Bien por este papa porque todo lo que aligere la jerarquía, adelgace el Derecho Canónico e incluso pulverice no pocos muros dogmáticos, que tanto encorsetan la forma de vida cristiana (Jesús mismo ya se vio obligado a deshacer muchos nudos asfixiantes para unir con un solo lazo libertador, el del amor fraterno incondicional, a todos sus seguidores, los dispuestos a venderlo todo para darlo a los pobres), hará más bella y atractiva la “forma de vida cristiana”. Ante todo y sobre todo, el cristianismo es una forma de vida sumamente atractiva y poderosa. Se palpa en todo este documento un sano afán, aunque sea titubeante y timorato, de transformar en lo posible el poder en servicio, lo cual es ciertamente muy necesario y loable.
Sin embargo, observo a través de su alambicado lenguaje, pesado y reiterativo hasta la saciedad, plúmbeo en demasía, que a veces parece amagar sin dar, por lo menos dos líneas rojas que siguen encorsetando y asfixiando la deseable forma de vida cristiana. Creo que frente a ellas reculan tanto la osadía papal como el esfuerzo sinodal aquí desplegado: una es la valoración del bautismo como sacramento de enganche o iniciación, mil veces invocado como condición imprescindible para ser cristiano; la otra se refiere al sí pero no que de hecho se le da a la mujer, envenenado tema tabú debido, seguramente, a la teología deforme sobre la sexualidad humana de la que ha venido alimentándose durante siglos un magisterio eclesial claramente misógino.

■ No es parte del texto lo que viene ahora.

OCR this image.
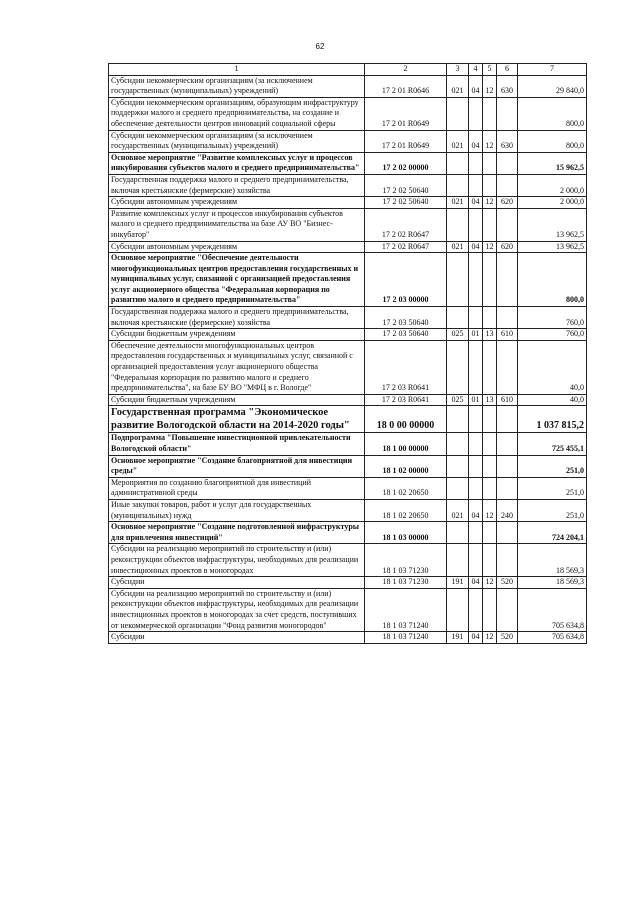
62
1	2	3	4	5	6	7
Субсидии некоммерческим организациям (за исключением государственных (муниципальных) учреждений)	17 2 01 R0646	021	04	12	630	29 840,0
Субсидии некоммерческим организациям, образующим инфраструктуру поддержки малого и среднего предпринимательства, на создание и обеспечение деятельности центров инноваций социальной сферы	17 2 01 R0649					800,0
Субсидии некоммерческим организациям (за исключением государственных (муниципальных) учреждений)	17 2 01 R0649	021	04	12	630	800,0
Основное мероприятие "Развитие комплексных услуг и процессов инкубирования субъектов малого и среднего предпринимательства"	17 2 02 00000					15 962,5
Государственная поддержка малого и среднего предпринимательства, включая крестьянские (фермерские) хозяйства	17 2 02 50640					2 000,0
Субсидии автономным учреждениям	17 2 02 50640	021	04	12	620	2 000,0
Развитие комплексных услуг и процессов инкубирования субъектов малого и среднего предпринимательства на базе АУ ВО "Бизнес-инкубатор"	17 2 02 R0647					13 962,5
Субсидии автономным учреждениям	17 2 02 R0647	021	04	12	620	13 962,5
Основное мероприятие "Обеспечение деятельности многофункциональных центров предоставления государственных и муниципальных услуг, связанной с организацией предоставления услуг акционерного общества "Федеральная корпорация по развитию малого и среднего предпринимательства"	17 2 03 00000					800,0
Государственная поддержка малого и среднего предпринимательства, включая крестьянские (фермерские) хозяйства	17 2 03 50640					760,0
Субсидии бюджетным учреждениям	17 2 03 50640	025	01	13	610	760,0
Обеспечение деятельности многофункциональных центров предоставления государственных и муниципальных услуг, связанной с организацией предоставления услуг акционерного общества "Федеральная корпорация по развитию малого и среднего предпринимательства", на базе БУ ВО "МФЦ в г. Вологде"	17 2 03 R0641					40,0
Субсидии бюджетным учреждениям	17 2 03 R0641	025	01	13	610	40,0
Государственная программа "Экономическое развитие Вологодской области на 2014-2020 годы"	18 0 00 00000					1 037 815,2
Подпрограмма "Повышение инвестиционной привлекательности Вологодской области"	18 1 00 00000					725 455,1
Основное мероприятие "Создание благоприятной для инвестиции среды"	18 1 02 00000					251,0
Мероприятия по созданию благоприятной для инвестиций административной среды	18 1 02 20650					251,0
Иные закупки товаров, работ и услуг для государственных (муниципальных) нужд	18 1 02 20650	021	04	12	240	251,0
Основное мероприятие "Создание подготовленной инфраструктуры для привлечения инвестиций"	18 1 03 00000					724 204,1
Субсидии на реализацию мероприятий по строительству и (или) реконструкции объектов инфраструктуры, необходимых для реализации инвестиционных проектов в моногородах	18 1 03 71230					18 569,3
Субсидии	18 1 03 71230	191	04	12	520	18 569,3
Субсидии на реализацию мероприятий по строительству и (или) реконструкции объектов инфраструктуры, необходимых для реализации инвестиционных проектов в моногородах за счет средств, поступивших от некоммерческой организации "Фонд развития моногородов"	18 1 03 71240					705 634,8
Субсидии	18 1 03 71240	191	04	12	520	705 634,8
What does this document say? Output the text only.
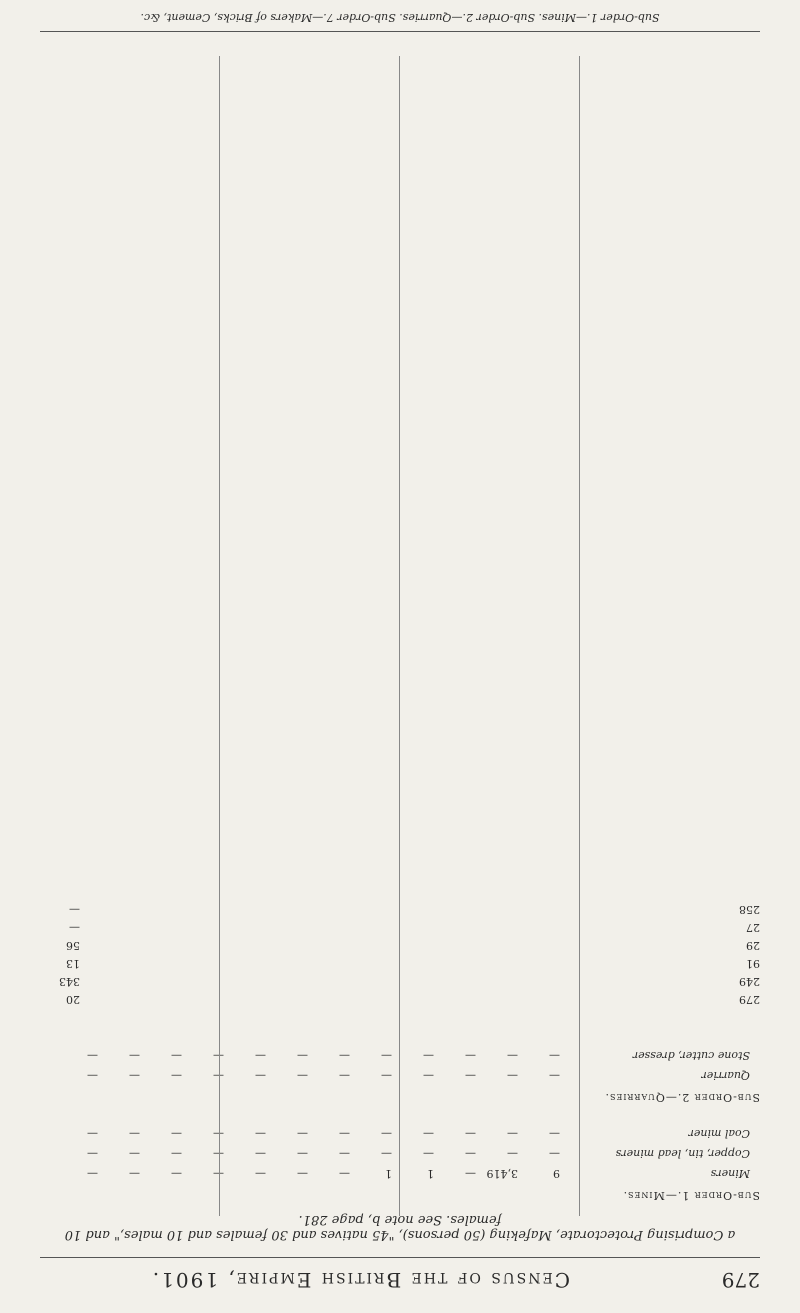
279
Census of the British Empire, 1901.
a Comprising Protectorate, Mafeking (50 persons), "45 natives and 30 females and 10 males," and 10 females. See note b, page 281.
Sub-Order 1.—Mines.
Miners
9
3,419
—
1
1
—
—
—
—
—
—
—
Copper, tin, lead miners
—
—
—
—
—
—
—
—
—
—
—
—
Coal miner
—
—
—
—
—
—
—
—
—
—
—
—
Sub-Order 2.—Quarries.
Quarrier
—
—
—
—
—
—
—
—
—
—
—
—
Stone cutter, dresser
—
—
—
—
—
—
—
—
—
—
—
—
279
249
91
29
27
258
20
343
13
56
—
—
Sub-Order 1.—Mines. Sub-Order 2.—Quarries. Sub-Order 7.—Makers of Bricks, Cement, &c.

Una visión ecuánime y sosegada de la misión salvadora de Jesús no puede exigirnos que filtremos su mensaje a través de un rito que, por muy significativo y portador de gracia que sea (y que, de hecho, lo es), convierta el bautismo en una especie de enrejado que, cual muro indestructible, separa lo de dentro de lo de fuera. No deberíamos convertir el bautismo en sello selecto que diferencie a unos seres humanos de otros. ¿Por qué?
Porque la verdad más básica del auténtico credo cristiano es que Dios ha creado este mundo y, de forma especial, el ser humano, de lo que se deduce, sin vuelta de hoja, que todos los seres humanos somos hijos suyos. Ansiosos y celosos de ver lo cristiano como un “distintivo esencial”, los cristianos nos hemos constituido en “pueblo elegido”, en una especie de “gueto” que, por muy poblado que esté, nunca dejará de ser una “secta” frente a toda la humanidad. Es más, para alimentar la fantasía de vivir en una especie de jardín epicúreo o de paraíso terrenal restaurado, hemos ideado o inventado un “mundo sobrenatural”.
Pero no hay más mundo, llámese como se llame, que el único “mundo de Dios”. No viene a cuento aquí que nos paremos a valorar como es debido el bautismo y su fuerza de rito sacramental iniciático, que es mucha, sino de dejar claro únicamente que no hay absolutamente ninguna barrera entitativa entre un bautizado y uno que no lo esté, pues ambos son hijos de Dios por razón de su sola existencia. De ahí que la iglesia debiera sentirse no solo totalmente permeable a todos los seres humanos, sino también depositaria de la honrosa misión de conseguir que el amor fraternal impregne y sustente como armazón toda forma de vida humana.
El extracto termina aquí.